Inconditionnel du cinéma surréaliste, Daniil Ermakov a imaginé avec A Box Full of Joy une rencontre entre les œuvres de David Lynch et Alejandro Jodorowsky. Plongée gore et fatalement impénétrable qui en captivera plus d’un.
Alan Wake, Deadly Premonition, The Stanley Parable, Silent Hills (à ne pas effacer de vos disques durs)… David Lynch compterait-il désormais parmi les artistes les plus influents du monde vidéoludique ? Un bref coup d’œil sur Steam suffit en tout cas à dénicher des pages et des pages de jeux tagués « surreal ». Titres qui renvoient le plus souvent à un style « lynchien », avec à chaque fois ou presque une même logique ironique où le macabre côtoie la banalité, et où l’histoire révèle peu à peu une réalité plus toxique qu’attendue. Si les créateurs adeptes de ce principe ne manquent pas en matière de jeu vidéo, d’autres s’autorisent des associations plus audacieuses. C’est le cas de Daniil Ermakov.
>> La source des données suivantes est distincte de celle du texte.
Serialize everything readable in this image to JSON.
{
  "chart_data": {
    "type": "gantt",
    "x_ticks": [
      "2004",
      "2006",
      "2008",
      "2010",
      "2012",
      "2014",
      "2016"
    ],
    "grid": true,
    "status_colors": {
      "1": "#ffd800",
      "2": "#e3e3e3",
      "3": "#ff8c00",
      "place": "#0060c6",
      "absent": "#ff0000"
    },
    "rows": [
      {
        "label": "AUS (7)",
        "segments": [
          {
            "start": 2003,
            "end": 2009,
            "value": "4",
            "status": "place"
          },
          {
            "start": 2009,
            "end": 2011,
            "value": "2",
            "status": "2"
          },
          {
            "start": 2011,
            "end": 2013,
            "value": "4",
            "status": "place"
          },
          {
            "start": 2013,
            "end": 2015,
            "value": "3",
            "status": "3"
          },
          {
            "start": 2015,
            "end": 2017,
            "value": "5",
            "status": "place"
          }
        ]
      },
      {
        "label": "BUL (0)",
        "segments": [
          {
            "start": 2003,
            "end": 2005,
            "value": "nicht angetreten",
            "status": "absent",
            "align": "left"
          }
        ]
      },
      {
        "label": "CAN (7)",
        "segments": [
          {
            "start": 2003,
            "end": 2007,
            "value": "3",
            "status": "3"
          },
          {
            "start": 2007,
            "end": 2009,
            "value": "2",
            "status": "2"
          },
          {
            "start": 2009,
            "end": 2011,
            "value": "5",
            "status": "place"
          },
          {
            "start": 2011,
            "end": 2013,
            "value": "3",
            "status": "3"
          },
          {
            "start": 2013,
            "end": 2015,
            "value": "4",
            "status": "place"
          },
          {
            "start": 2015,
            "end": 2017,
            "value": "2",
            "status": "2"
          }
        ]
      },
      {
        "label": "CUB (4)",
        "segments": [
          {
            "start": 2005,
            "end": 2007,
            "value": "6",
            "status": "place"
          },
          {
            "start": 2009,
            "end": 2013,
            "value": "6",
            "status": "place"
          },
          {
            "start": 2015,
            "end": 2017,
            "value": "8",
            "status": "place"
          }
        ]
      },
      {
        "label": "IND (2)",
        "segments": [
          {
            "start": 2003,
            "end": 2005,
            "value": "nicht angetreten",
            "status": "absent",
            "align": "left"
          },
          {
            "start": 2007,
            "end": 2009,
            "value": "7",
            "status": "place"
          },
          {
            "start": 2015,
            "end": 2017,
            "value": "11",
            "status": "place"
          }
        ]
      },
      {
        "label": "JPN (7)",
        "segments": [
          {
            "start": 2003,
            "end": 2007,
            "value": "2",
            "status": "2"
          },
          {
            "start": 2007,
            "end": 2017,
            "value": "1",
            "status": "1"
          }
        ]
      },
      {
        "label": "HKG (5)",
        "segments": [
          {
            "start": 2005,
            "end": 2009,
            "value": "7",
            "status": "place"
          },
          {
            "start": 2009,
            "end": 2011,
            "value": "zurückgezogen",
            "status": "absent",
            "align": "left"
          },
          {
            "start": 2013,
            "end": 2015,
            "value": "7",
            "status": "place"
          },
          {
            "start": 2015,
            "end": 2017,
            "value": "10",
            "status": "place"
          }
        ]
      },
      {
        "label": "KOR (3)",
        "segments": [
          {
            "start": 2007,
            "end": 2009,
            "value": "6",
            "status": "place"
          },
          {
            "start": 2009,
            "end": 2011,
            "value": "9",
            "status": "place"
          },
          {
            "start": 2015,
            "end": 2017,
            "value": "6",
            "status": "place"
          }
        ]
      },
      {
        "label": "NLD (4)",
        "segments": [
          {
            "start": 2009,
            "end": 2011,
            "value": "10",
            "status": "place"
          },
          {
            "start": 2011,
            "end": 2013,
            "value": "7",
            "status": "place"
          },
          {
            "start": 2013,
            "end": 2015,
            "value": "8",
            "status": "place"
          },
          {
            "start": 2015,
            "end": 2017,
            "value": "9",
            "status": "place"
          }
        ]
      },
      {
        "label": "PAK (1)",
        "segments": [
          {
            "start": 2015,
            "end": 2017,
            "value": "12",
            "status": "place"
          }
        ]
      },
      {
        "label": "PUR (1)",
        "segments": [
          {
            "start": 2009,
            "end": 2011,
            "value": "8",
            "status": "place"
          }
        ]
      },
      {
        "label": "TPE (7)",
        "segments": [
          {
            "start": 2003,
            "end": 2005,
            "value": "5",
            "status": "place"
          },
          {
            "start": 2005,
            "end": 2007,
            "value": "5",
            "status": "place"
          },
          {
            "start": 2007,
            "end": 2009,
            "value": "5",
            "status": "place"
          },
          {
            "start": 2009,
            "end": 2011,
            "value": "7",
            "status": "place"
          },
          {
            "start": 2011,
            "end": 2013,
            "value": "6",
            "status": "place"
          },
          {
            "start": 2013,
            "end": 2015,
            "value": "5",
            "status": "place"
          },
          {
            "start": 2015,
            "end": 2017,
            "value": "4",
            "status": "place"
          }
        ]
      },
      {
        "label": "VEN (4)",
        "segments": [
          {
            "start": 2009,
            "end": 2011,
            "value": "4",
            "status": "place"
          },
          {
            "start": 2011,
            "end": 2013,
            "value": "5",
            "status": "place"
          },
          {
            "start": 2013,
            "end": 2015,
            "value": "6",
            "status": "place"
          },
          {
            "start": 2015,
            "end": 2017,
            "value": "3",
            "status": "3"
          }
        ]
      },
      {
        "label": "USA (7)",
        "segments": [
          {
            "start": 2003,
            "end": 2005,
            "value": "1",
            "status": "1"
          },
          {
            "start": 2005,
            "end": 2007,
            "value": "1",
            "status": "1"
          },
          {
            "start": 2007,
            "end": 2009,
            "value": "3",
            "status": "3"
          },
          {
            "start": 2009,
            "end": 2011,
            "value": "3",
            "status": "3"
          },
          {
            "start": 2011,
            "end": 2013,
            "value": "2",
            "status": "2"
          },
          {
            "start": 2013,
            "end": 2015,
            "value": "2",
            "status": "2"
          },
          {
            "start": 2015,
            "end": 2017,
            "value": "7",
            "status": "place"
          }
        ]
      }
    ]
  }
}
Jeu d’aventure kafkaïen où l’on incarne Frank, père de famille dont l’histoire poético-gore restera cryptée (pour vous), A Box Full of Joy mélange les bizarreries surréalistes de Lynch (tendance Lost Highway) à celles d’Alejandro Jodorowsky (La Montagne Sacrée surtout). Entre humour et terreur, Daniil Ermakov (aka Da Neel) compose ainsi un univers qui sans reprendre la linéarité d’un Alan Wake ou d’un Deadly Premonition, distille une dimension trash et presque métaphysique, plus proche d’Eraserhead. Chose étonnante, ce croisement atypique (mais cependant logique) partage aussi quelques points communs avec Un jour sans fin, à commencer par une action répétitive. Pour preuve, le joueur émerge à chaque début de séquence à l’extérieur d’un bar, que l’on traverse bientôt jusqu’à une piste de danse. Nous pouvons alors agir de cinq façons différentes : effectuer un moonwalk, examiner et interagir avec les choses et les personnes alentour, avaler des pilules ou s’avancer lentement. Histoire de moduler les choses et créer du rythme, le jeu supprime petit à petit certaines actions au fil de l’aventure, et altère quelques paramètres. Phénomène qui ne manque pas de créer un profond malaise.
L’influence de Lynch et Jodorowski est palpable de partout dans A Box Full of Joy, tant au niveau du jeu sur les couleurs, la caméra, la musique, les décors que ce côté nébuleux emblématique qui s’avère parfois terrifiant. Lorsque le personnage se réveille avec une paire de jambes attachée à une croix sanglante, l’on songe ainsi au western sous acide El Topo de Jodorowski, tandis que La crucifixion d’un cheval dépecé renvoie elle aux agneaux crucifiés de La Montagne Sacrée, ou qu’un bref cri renvoie à celui de Laura Palmer dans Twin Peaks : Fire walk with me – dont on retrouvera une autre citation avec un personnage qui nous parle de son verre de bière comme la femme à la bûche de la série éponyme.
Difficile d’égrainer les innombrables clins d’œil introduits par Da Neel dans A Box Full of Joy, dont même le titre fait écho aux fameuses boîtes de Mulholland Drive. Quoi qu’il en soit, le développeur démontre avec cet OVNI que la passion des développeurs pour l’ésotérisme de Lynch et Jodorowsky n’a rien d’un hasard. Principalement parce que les longs métrages des deux réalisateurs sont eux-mêmes des jeux. Des casse-têtes avec leurs séries d’outils et d’indices permettant ou pas au spectateur de démêler l’insondable. Il était pour cette raison probablement inévitable que la communauté du jeu vidéo s’empare un jour des œuvres des deux artistes les plus sibyllins du cinéma.
1 Comment
Salut Alexandre,
je lis régulièrement tes post (quand j’ai le temps), et si je n’ai jamais été un joueur passionné, j’ai été un peu tenté par suRRéalista (mais je n’ai pas réussi à entrer dedans). Ton article était vachement bien, et là pareil. Si j’ai un peu de temps je vais probablement m’y essayer (Lynch rencontre Jodorowski ? Come ON !).